M: Of course.
T: Tell me what you need from me? Tell me what you need to feel comfortable here. I want you to feel you made the right decision.
[He thinks they won. He thinks we’re in KS and I gave in. Have to play it.]
M: I did this to know what I’m capable of, not to help you. Not to help whoever’s controlling you.
T: No one is controlling me, or you for that matter. They simply want us to explore the world’s potential. All our potential.
M: To control us. For their own gain.
T: You have no conception of the incredible things that’ve done for this world, while asking for none of the credit.
M: Like what they did to your son? What they did to Nate?
[Mistake. He’s pissed.]
M: I’m sorry.
T: What happened with my son was not… Was not their doing. It was mine. Do you have any idea how many people are walking this earth like you? Like Nate? Unaware of what they’re truly capable of, unaware of the wonderful and terrible things they can do? Untrained, unskilled. Unbelieving. You think magiq is some idyllic energy, floating around us like butterflies. I have seen the terrifying things it can do.
M: Like the Storm? Is that for the good of the world too?
[He’s up, walking around. I’ve lost him. I have to check my own feelings. My anger. It was a lot smoother with Augernon. Somewhere inside him Teddy doesn’t want to tell me anything.]
T: Have you ever heard of Saverina’s Canon?
M: No.
T: Saverina was a very talented storyteller who lived in the 16th century. Her books are the rarest of all mundane works. She was considered la strega because, according to lore, her stories were spells. They had power in them. Though you and I both know that’s entirely possible, it wasn’t true for Saverina. Before her death she published twelve canonic works, and my beloved wife, Ava, and I had collected eleven of them on our travels around the world. That is how we stumbled upon the Silver, as you call them.

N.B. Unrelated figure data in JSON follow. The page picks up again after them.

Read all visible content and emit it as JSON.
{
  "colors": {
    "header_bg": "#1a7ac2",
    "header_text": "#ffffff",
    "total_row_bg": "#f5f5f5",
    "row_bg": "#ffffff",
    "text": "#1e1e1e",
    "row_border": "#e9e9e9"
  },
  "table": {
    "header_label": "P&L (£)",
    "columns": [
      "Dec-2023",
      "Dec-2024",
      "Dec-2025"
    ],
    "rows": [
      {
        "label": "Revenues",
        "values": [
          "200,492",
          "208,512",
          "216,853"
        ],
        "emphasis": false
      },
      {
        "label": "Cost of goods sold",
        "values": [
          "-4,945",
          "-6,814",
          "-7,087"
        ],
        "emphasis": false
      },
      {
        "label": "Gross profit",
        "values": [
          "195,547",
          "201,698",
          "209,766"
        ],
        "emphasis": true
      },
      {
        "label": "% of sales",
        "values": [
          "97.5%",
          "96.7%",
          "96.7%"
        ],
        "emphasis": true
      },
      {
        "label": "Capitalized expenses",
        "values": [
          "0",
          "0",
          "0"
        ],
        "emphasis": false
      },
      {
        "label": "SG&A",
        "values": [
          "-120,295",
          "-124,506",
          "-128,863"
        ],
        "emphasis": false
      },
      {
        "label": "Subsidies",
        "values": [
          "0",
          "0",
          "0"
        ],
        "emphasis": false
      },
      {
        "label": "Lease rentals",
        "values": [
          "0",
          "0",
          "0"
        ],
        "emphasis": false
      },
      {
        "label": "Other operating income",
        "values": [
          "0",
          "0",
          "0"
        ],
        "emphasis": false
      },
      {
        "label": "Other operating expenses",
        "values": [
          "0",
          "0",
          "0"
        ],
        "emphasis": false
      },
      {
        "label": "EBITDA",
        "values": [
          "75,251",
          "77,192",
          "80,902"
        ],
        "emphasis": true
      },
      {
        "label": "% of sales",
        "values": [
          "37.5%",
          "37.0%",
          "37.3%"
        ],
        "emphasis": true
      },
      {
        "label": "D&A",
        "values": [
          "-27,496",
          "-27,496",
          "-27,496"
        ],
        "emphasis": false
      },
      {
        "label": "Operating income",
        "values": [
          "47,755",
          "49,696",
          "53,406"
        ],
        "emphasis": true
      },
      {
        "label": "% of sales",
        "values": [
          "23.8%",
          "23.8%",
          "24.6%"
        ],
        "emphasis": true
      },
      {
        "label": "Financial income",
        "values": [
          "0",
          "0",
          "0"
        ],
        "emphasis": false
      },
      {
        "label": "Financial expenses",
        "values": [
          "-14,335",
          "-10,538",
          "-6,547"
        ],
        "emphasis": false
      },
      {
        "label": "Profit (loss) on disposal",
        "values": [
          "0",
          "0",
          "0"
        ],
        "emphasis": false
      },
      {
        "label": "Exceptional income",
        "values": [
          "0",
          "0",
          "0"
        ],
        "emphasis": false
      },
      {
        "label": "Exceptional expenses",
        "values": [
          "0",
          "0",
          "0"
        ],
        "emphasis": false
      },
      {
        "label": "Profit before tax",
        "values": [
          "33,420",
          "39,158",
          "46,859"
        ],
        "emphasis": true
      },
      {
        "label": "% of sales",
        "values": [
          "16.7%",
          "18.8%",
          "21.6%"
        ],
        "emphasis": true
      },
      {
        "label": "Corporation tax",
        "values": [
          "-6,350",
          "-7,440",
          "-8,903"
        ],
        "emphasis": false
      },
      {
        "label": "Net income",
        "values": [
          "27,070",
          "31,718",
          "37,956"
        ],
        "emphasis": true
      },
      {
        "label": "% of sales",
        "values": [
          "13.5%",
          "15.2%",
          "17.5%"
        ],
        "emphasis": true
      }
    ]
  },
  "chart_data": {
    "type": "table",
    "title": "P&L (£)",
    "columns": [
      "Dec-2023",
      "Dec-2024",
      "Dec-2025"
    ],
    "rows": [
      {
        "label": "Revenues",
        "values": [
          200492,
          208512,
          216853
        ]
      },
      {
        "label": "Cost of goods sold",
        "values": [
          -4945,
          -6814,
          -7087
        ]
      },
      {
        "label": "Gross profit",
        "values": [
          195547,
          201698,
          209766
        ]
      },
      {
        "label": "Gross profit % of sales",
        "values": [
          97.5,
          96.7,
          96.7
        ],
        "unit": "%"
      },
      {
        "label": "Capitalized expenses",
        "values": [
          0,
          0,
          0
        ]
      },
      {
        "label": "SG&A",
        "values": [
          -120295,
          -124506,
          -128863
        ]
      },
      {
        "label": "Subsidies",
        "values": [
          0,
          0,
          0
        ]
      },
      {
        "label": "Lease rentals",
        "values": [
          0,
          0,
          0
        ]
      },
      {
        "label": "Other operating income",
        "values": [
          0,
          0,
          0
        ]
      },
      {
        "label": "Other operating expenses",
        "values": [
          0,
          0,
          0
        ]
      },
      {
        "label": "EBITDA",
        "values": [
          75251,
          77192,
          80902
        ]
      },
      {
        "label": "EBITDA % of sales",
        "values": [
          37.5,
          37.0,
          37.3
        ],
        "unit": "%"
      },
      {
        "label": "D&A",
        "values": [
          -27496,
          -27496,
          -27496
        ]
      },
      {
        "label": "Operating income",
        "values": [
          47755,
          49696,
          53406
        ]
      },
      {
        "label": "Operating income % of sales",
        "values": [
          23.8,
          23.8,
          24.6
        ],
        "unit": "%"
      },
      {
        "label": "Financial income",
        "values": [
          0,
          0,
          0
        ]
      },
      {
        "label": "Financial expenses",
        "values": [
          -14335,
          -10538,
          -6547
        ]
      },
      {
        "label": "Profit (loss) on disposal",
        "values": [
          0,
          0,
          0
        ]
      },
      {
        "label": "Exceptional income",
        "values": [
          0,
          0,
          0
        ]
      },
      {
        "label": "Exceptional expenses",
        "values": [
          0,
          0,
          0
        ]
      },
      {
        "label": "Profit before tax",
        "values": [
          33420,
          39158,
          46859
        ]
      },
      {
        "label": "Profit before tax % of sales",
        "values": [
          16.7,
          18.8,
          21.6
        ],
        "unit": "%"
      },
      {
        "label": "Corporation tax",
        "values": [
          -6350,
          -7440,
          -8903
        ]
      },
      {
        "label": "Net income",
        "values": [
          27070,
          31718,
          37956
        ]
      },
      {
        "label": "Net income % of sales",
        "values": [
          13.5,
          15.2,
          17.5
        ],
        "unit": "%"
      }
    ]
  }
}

After finding them, my new work with them became my life, while Ava cared for our son. We never found the sixth book. It was lost to history. But I used to read the other books to Nate. He always wanted to hear about our travels, how exciting it was to find a new book. I was gone for much of his childhood. And as young boys often do, he did whatever he could for his father’s attention. For my approval. My pride. By the time he was five things would go missing from the house and he’d confess that he had “unhooked” them, we thought he was lying at first, acting out… until we replaced the roof on the house, and in the eaves we found a keepsake box, untouched for decades. With Ava’s lost engagement ring inside it.